According to a statement issued by Knorr, Mzansi’s food insecurity figures were exacerbated by the Covid-19 pandemic as the country went into strict lockdown between March and July 2020.
“This resulted in the biggest economic decline in nearly a century, and saw 2.2 million people lose their jobs. The loss of jobs ultimately affected the consumers’ food choices and access to food,” the company said.
“We also cannot ignore the effects of the recent civil unrest on food security in the country. The riots damaged crops and food infrastructure, caused disruption to agricultural trade and movement of goods, which left many citizens starving or with little or no access to food.”
An unhealthy food monotony trend
An increasing number of people are food insecure and in an effort to survive, South Africans are buying only what they can afford. This, in turn, causes an unhealthy food monotony.

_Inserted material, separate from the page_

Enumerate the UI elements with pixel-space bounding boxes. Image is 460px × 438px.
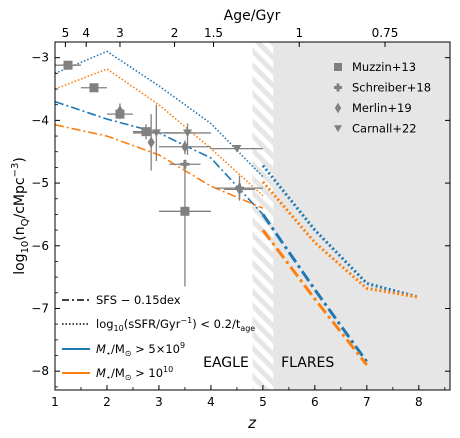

“These food monotony barriers are threatening the resilience on our food system and are intensifying the limited food we can eat as we rely on a nano-range of foods that come from twelve plants and five animal sources. Whilst these food sources fill tummies, they don’t provide enough healthy and nutritious food choices.”
Knorr says we need to protect citizens’ access to healthy and nutritious food choices, and is now committing to help drive change through championing dietary diversity, encouraging plant-based meals and promoting sustainable farming.

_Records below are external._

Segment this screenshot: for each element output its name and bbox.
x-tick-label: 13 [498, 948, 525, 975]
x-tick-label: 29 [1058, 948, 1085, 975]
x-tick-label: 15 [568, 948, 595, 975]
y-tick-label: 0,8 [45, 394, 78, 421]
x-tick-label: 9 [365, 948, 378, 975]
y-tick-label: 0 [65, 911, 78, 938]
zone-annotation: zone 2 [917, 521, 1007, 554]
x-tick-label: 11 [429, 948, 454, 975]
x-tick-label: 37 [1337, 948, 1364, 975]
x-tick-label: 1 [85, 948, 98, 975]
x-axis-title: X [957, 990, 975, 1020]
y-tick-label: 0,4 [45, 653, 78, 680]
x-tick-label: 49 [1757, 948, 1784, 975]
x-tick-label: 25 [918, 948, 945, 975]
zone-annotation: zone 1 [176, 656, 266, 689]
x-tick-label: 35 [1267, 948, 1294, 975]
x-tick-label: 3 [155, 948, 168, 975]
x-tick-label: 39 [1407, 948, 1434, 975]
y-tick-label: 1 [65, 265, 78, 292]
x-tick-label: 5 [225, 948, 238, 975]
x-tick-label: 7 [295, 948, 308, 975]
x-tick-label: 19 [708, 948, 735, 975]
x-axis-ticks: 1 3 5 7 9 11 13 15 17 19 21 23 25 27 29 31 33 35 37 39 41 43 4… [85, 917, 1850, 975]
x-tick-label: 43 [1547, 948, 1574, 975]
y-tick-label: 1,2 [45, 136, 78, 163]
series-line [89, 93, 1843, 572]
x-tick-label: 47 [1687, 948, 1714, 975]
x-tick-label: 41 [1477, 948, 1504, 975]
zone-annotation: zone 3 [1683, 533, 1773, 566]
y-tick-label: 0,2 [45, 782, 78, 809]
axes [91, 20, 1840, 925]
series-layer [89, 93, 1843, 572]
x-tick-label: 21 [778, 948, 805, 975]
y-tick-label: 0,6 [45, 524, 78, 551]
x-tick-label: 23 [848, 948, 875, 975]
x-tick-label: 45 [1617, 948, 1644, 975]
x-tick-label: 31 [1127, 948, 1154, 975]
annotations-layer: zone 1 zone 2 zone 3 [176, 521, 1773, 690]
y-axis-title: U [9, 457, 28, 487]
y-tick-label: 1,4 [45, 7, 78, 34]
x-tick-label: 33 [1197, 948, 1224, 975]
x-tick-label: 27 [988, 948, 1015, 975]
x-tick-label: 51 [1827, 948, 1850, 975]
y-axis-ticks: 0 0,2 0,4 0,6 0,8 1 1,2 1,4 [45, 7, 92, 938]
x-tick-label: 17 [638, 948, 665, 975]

“Through various initiatives, we are working to grow the local sustainable agriculture supply chain and reinvent food for humanity.

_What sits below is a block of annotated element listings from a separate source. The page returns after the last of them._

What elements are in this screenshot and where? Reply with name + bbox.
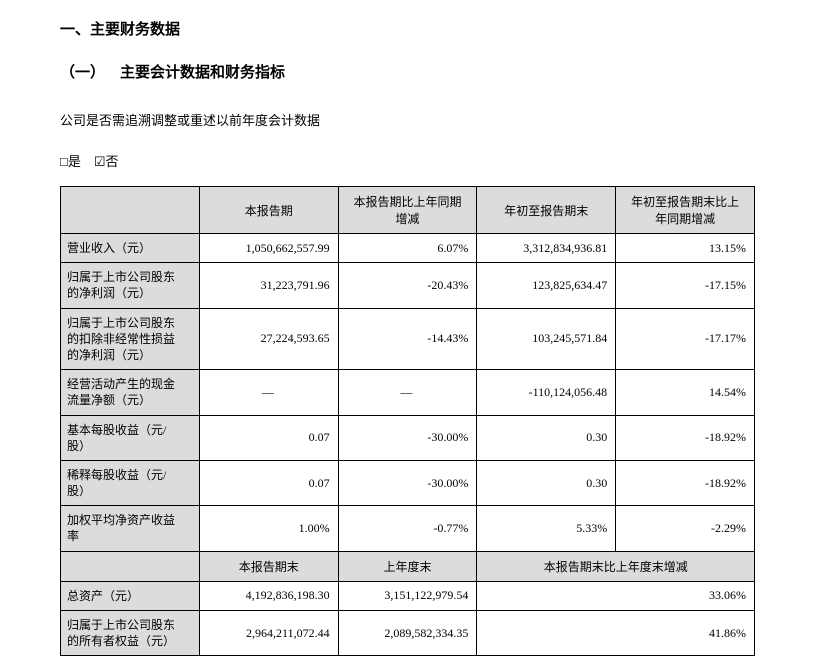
cell-value: 2,089,582,334.35 — [338, 610, 477, 655]
cell-value: 0.07 — [199, 415, 338, 460]
cell-value: 123,825,634.47 — [477, 263, 616, 308]
header-yoy-change: 本报告期比上年同期增减 — [338, 187, 477, 234]
table-header-row-2: 本报告期末 上年度末 本报告期末比上年度末增减 — [61, 551, 755, 581]
cell-value: 0.30 — [477, 415, 616, 460]
cell-value: 0.07 — [199, 460, 338, 505]
header-current-period: 本报告期 — [199, 187, 338, 234]
cell-value: 5.33% — [477, 506, 616, 551]
cell-value: -18.92% — [616, 415, 755, 460]
header2-change: 本报告期末比上年度末增减 — [477, 551, 755, 581]
retrospective-question: 公司是否需追溯调整或重述以前年度会计数据 — [60, 110, 755, 129]
cell-value: -17.17% — [616, 308, 755, 370]
subsection-heading: （一） 主要会计数据和财务指标 — [60, 61, 755, 82]
section-heading: 一、主要财务数据 — [60, 18, 755, 39]
cell-value: -17.15% — [616, 263, 755, 308]
table-row: 稀释每股收益（元/股） 0.07 -30.00% 0.30 -18.92% — [61, 460, 755, 505]
cell-value: 2,964,211,072.44 — [199, 610, 338, 655]
cell-value: -20.43% — [338, 263, 477, 308]
cell-value: -18.92% — [616, 460, 755, 505]
table-row: 营业收入（元） 1,050,662,557.99 6.07% 3,312,834… — [61, 234, 755, 263]
row-label: 营业收入（元） — [61, 234, 200, 263]
cell-value: 14.54% — [616, 370, 755, 415]
table-row: 总资产（元） 4,192,836,198.30 3,151,122,979.54… — [61, 581, 755, 610]
row-label: 归属于上市公司股东的扣除非经常性损益的净利润（元） — [61, 308, 200, 370]
cell-value: 103,245,571.84 — [477, 308, 616, 370]
header-blank — [61, 187, 200, 234]
cell-value: 1.00% — [199, 506, 338, 551]
table-header-row: 本报告期 本报告期比上年同期增减 年初至报告期末 年初至报告期末比上年同期增减 — [61, 187, 755, 234]
financial-data-table: 本报告期 本报告期比上年同期增减 年初至报告期末 年初至报告期末比上年同期增减 … — [60, 186, 755, 656]
table-row: 归属于上市公司股东的扣除非经常性损益的净利润（元） 27,224,593.65 … — [61, 308, 755, 370]
cell-value: -2.29% — [616, 506, 755, 551]
row-label: 稀释每股收益（元/股） — [61, 460, 200, 505]
cell-value: 33.06% — [477, 581, 755, 610]
cell-value: 4,192,836,198.30 — [199, 581, 338, 610]
table-row: 基本每股收益（元/股） 0.07 -30.00% 0.30 -18.92% — [61, 415, 755, 460]
header-ytd-yoy-change: 年初至报告期末比上年同期增减 — [616, 187, 755, 234]
table-row: 加权平均净资产收益率 1.00% -0.77% 5.33% -2.29% — [61, 506, 755, 551]
cell-value: -14.43% — [338, 308, 477, 370]
cell-value: 3,151,122,979.54 — [338, 581, 477, 610]
cell-value: — — [199, 370, 338, 415]
cell-value: 41.86% — [477, 610, 755, 655]
cell-value: 13.15% — [616, 234, 755, 263]
row-label: 基本每股收益（元/股） — [61, 415, 200, 460]
table-row: 归属于上市公司股东的净利润（元） 31,223,791.96 -20.43% 1… — [61, 263, 755, 308]
cell-value: — — [338, 370, 477, 415]
cell-value: 31,223,791.96 — [199, 263, 338, 308]
cell-value: 6.07% — [338, 234, 477, 263]
row-label: 经营活动产生的现金流量净额（元） — [61, 370, 200, 415]
row-label: 总资产（元） — [61, 581, 200, 610]
cell-value: 3,312,834,936.81 — [477, 234, 616, 263]
cell-value: -110,124,056.48 — [477, 370, 616, 415]
row-label: 加权平均净资产收益率 — [61, 506, 200, 551]
cell-value: -30.00% — [338, 460, 477, 505]
cell-value: 1,050,662,557.99 — [199, 234, 338, 263]
yes-no-checkbox-line: □是 ☑否 — [60, 151, 755, 170]
header2-period-end: 本报告期末 — [199, 551, 338, 581]
header2-prev-year-end: 上年度末 — [338, 551, 477, 581]
table-row: 归属于上市公司股东的所有者权益（元） 2,964,211,072.44 2,08… — [61, 610, 755, 655]
cell-value: 27,224,593.65 — [199, 308, 338, 370]
header2-blank — [61, 551, 200, 581]
cell-value: -0.77% — [338, 506, 477, 551]
cell-value: -30.00% — [338, 415, 477, 460]
header-ytd: 年初至报告期末 — [477, 187, 616, 234]
row-label: 归属于上市公司股东的净利润（元） — [61, 263, 200, 308]
cell-value: 0.30 — [477, 460, 616, 505]
table-row: 经营活动产生的现金流量净额（元） — — -110,124,056.48 14.… — [61, 370, 755, 415]
row-label: 归属于上市公司股东的所有者权益（元） — [61, 610, 200, 655]
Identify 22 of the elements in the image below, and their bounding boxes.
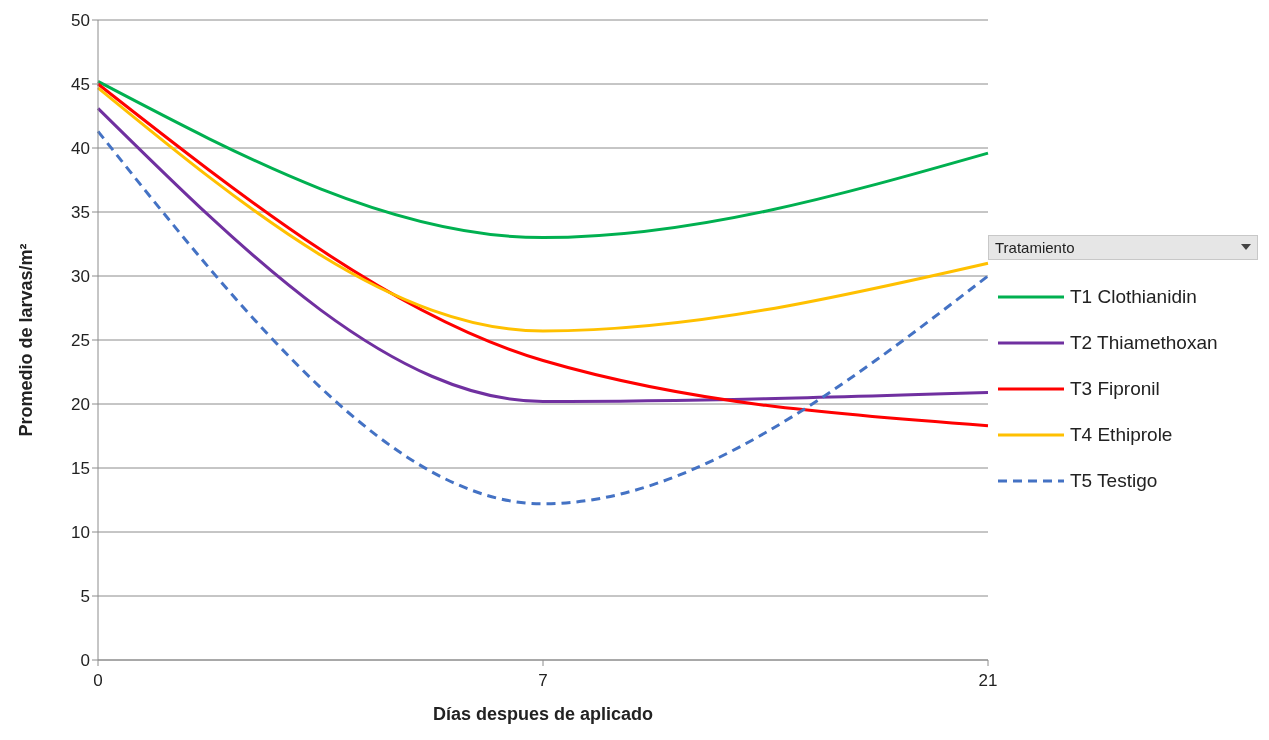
- y-tick-label: 10: [71, 523, 90, 543]
- y-tick-label: 0: [80, 651, 90, 671]
- y-tick-label: 5: [80, 587, 90, 607]
- y-tick-label: 20: [71, 395, 90, 415]
- y-axis-title: Promedio de larvas/m²: [16, 243, 37, 437]
- legend-title: Tratamiento: [995, 238, 1075, 256]
- legend-label: T4 Ethiprole: [1070, 423, 1173, 446]
- y-tick-label: 50: [71, 11, 90, 31]
- y-tick-label: 25: [71, 331, 90, 351]
- legend-label: T3 Fipronil: [1070, 377, 1160, 400]
- x-tick-label: 0: [93, 671, 103, 691]
- y-tick-label: 40: [71, 139, 90, 159]
- x-tick-label: 7: [538, 671, 548, 691]
- legend-label: T1 Clothianidin: [1070, 285, 1197, 308]
- y-tick-label: 15: [71, 459, 90, 479]
- y-tick-label: 35: [71, 203, 90, 223]
- y-tick-label: 45: [71, 75, 90, 95]
- legend-label: T5 Testigo: [1070, 469, 1158, 492]
- x-axis-title: Días despues de aplicado: [432, 704, 654, 724]
- y-tick-label: 30: [71, 267, 90, 287]
- legend-label: T2 Thiamethoxan: [1070, 331, 1218, 354]
- x-tick-label: 21: [978, 671, 998, 691]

“Eating to improve our food system is not hard. We need to steadily adapt our eating habits and food choices to help South Africa move towards a better food future.”
Championing dietary diversity
Food diversity provides nutrient adequacy and is known to aid a healthy diet. Adding varying foods such as fruits, vegetables, legumes, nuts, grains and proteins to meals is recommended to ensure dietary diversity.
Earlier this year, Knorr also released findings from its 2021 study on “Understanding the eating habits of the SA population”, compiled by market measurement firm NielsenIQ. The study included recommendations on how South Africans can adapt their diets of mainly meat and starch to have a well-rounded meal that is composed of:
- 33% vegetables
- 32% starch
- 15% dairy
- 12% meat
- 8% fats & oils
Encouraging the consumption of plant-based meals
Food experts recommend adding more fruits and vegetables, grains, beans, legumes, nuts and seeds to increase the nutritional value while also decreasing the environmental impact of South Africa’s meals.
When adapting to plant-based meals, one needs to do it at a comfortable pace and introduce more plants by incorporating plants-based vegetables to your starch and then gradually add starchy vegetables to your everyday meals. This can be followed by replacing meat with nutrient-dense and environmentally friendly plant-based alternatives or Future50Foods.
Develop sustainable ways to grow and produce food
Another encouraging trend in the fight against food insecurity is South Africans aspiring to be more food sustainable and are engaging in sustainable gardening.
“However, growing their own food at home can seem daunting. Ideally, this would be the A-list sustainable lifestyle we want to live, but many citizens are tied down with daily obligations. Buying food from local supermarkets is a great way to reduce environmental impact, whilst supporting economic growth.”